The battle for direct indexing heats up

The battle for direct indexing heats up
The technology allows advisers to trade weighted baskets of stocks, allowing clients to directly own a portfolio of equities designed to mimic the holdings of an ETF.
DEC 08, 2021

As the pandemic enters its third year and everyday life takes on some semblance of normalcy, the InvestmentNews team looks back at the most interesting industry developments of 2021.

An arms race is already underway to build out direct-indexing technology, following a year that saw some of the most recognizable names in financial services open their war chests to acquire the latest fintech tools. 

In July, Vanguard Inc. acquired the Oakland, California-based platform Just Invest with $1 billion in managed assets, and in May, Charles Schwab & Co. purchased the recently shuttered, values-based robo-adviser Motif -- just to name a few. BlackRock Inc. paid more than $1 billion late last year to acquire Aperio, another big direct indexing player based in Sausalito, California.

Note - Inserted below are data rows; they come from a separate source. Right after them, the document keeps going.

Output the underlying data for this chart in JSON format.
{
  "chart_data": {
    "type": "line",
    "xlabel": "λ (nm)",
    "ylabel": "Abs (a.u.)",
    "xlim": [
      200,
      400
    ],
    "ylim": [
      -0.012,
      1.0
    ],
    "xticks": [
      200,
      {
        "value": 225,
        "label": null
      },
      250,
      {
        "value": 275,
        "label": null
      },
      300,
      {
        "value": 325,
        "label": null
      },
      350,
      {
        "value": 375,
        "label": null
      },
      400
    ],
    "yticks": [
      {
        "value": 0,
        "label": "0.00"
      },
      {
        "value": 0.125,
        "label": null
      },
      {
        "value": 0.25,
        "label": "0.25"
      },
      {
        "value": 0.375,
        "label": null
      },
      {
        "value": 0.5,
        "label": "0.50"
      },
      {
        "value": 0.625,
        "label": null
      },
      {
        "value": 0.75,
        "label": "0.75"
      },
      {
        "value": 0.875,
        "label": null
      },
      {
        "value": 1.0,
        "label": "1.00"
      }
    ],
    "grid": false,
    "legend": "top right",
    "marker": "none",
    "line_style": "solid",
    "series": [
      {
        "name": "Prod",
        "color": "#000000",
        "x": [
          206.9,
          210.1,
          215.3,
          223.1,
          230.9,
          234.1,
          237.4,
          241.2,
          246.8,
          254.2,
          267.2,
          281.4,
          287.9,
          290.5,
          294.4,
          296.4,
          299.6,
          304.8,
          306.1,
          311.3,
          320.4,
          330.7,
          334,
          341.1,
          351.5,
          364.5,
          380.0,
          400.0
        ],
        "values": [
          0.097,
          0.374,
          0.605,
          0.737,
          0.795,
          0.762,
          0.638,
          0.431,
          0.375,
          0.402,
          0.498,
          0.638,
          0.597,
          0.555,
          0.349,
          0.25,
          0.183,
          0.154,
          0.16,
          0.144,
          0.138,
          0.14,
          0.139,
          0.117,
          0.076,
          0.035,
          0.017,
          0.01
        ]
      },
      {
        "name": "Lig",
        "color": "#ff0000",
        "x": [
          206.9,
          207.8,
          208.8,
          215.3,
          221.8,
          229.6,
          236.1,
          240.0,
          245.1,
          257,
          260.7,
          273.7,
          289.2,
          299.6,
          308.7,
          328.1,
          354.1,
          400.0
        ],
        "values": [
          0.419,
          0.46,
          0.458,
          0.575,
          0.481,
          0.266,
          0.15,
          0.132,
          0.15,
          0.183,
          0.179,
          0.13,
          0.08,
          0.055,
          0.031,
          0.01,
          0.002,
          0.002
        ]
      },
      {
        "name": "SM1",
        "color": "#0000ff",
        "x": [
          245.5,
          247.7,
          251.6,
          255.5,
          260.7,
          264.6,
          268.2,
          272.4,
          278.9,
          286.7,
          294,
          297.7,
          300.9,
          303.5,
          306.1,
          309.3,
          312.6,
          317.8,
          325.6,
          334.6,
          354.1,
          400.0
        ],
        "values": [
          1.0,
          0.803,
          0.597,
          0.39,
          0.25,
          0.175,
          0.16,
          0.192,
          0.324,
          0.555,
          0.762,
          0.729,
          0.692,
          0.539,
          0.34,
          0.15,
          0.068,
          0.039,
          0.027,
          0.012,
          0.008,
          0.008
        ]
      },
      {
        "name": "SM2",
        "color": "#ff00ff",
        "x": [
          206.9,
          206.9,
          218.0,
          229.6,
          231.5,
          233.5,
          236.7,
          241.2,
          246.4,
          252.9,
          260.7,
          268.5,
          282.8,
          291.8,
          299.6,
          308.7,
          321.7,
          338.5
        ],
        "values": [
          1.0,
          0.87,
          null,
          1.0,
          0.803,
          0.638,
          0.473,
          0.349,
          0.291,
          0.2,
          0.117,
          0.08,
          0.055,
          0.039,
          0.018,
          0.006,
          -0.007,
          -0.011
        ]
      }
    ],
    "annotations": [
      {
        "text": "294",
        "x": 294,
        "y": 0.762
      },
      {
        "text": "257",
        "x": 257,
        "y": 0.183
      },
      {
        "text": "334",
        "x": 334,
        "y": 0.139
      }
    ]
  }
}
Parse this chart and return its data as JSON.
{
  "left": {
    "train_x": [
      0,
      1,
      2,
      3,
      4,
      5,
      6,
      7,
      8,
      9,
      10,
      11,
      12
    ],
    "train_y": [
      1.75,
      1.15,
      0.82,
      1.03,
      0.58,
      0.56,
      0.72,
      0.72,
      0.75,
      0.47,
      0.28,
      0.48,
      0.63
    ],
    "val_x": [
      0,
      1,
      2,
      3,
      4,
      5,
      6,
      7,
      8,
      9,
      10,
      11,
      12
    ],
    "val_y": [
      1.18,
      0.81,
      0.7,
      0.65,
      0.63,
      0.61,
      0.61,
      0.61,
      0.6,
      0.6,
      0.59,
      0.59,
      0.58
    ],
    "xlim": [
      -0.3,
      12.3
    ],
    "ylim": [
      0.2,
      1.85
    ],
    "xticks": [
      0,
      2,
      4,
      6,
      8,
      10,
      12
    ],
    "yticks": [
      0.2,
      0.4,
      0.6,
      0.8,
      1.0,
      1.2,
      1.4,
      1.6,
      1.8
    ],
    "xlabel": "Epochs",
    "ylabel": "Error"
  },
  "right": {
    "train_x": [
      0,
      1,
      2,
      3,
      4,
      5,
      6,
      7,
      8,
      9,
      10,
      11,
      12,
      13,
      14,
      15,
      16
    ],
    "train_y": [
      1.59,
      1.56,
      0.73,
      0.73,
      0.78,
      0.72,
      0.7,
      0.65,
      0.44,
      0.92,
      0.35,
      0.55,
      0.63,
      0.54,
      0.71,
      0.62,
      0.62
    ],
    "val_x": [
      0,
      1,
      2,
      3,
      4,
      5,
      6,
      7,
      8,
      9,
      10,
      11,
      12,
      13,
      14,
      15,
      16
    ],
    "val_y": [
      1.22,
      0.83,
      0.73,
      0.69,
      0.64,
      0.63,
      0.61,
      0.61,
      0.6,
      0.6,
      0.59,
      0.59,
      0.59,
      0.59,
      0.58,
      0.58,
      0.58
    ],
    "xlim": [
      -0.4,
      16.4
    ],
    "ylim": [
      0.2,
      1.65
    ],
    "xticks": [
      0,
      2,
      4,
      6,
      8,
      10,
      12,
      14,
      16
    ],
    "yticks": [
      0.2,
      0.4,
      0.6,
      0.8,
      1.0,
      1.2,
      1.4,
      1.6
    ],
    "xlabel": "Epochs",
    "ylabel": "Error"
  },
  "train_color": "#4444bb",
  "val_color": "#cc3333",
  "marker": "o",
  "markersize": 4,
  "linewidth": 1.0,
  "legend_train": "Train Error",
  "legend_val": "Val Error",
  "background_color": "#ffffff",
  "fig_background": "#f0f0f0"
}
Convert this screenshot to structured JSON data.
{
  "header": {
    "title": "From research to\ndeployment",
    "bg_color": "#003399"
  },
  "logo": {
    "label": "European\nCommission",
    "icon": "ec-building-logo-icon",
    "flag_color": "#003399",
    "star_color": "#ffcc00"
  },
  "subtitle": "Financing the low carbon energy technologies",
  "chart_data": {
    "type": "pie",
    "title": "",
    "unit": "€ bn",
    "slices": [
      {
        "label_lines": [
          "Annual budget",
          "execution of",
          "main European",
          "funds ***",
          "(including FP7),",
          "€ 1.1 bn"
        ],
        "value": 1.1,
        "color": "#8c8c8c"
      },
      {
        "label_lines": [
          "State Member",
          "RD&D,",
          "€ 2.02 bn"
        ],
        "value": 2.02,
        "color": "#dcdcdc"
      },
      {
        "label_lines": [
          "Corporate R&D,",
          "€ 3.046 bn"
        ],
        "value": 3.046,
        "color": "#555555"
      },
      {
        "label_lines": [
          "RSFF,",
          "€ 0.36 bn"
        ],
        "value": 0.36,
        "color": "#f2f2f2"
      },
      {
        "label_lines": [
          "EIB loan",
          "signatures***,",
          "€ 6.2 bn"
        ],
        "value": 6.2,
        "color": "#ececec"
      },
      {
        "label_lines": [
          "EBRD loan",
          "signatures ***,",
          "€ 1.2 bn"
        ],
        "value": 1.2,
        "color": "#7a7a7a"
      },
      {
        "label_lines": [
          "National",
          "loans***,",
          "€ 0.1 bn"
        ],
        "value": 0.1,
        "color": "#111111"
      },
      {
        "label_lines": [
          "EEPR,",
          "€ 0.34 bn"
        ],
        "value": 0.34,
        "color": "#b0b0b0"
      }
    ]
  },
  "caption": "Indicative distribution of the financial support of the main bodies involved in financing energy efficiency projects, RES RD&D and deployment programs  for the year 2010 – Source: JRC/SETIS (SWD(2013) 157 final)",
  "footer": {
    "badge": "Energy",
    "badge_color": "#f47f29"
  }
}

More recently this month, BNY Mellon's Pershing became the latest to acquire a direct indexing fintech out of the Bay Area. The deal for Optimal Asset Management will open up the tech to their advisers through the recently created Pershing X business unit, as well as to institutional and retail clients.

“[It] is the latest step in our Pershing X buildout, which aims to fuel growth by helping clients solve the challenge of managing multiple and disconnected technology tools and data sets,” Pershing CEO Jim Crowley said in a statement.

So, what’s all the fuss with direct indexing?

The technology allows advisers to trade weighted baskets of stocks on clients’ behalf that are usually built around environmental, social and governance principles. The tools allow clients to directly own a portfolio of stocks designed to mimic the holdings of an ETF, which also creates certain tax benefits by owning the underlying equities. By choosing the select stocks clients want to own, advisers can also better align those investments with companies that promote social good.

The deals are riding an explosion of values-based investors in recent years that is only expected to grow. According to Morningstar, money flowing into ESG funds in the U.S. hit a record $51.1 billion in 2020, more than double the 2019 record of $21.4 billion, a third of which came in during the fourth quarter of last year.

Direct indexing currently represents only about 22% of the separately managed account industry’s total assets, and the growth potential is vast, according to recent data from Cerulli. The strategy currently represents more than $362 billion in assets, but the projected five-year growth rate is 12.4%, ahead of both exchange-traded funds and mutual funds.

Moving forward, expect to see incumbents snap up any and all fintechs with direct indexing in their taglines. Companies will also evolve different direct-indexing strategies based on their clientele to differentiate their offerings. Morgan Stanley's purchase of Parametric, for example, focused on tax-centric offerings for high-net-worth clients, while J.P. Morgan pursued OpenInvest to cater to the more ESG-minded investor.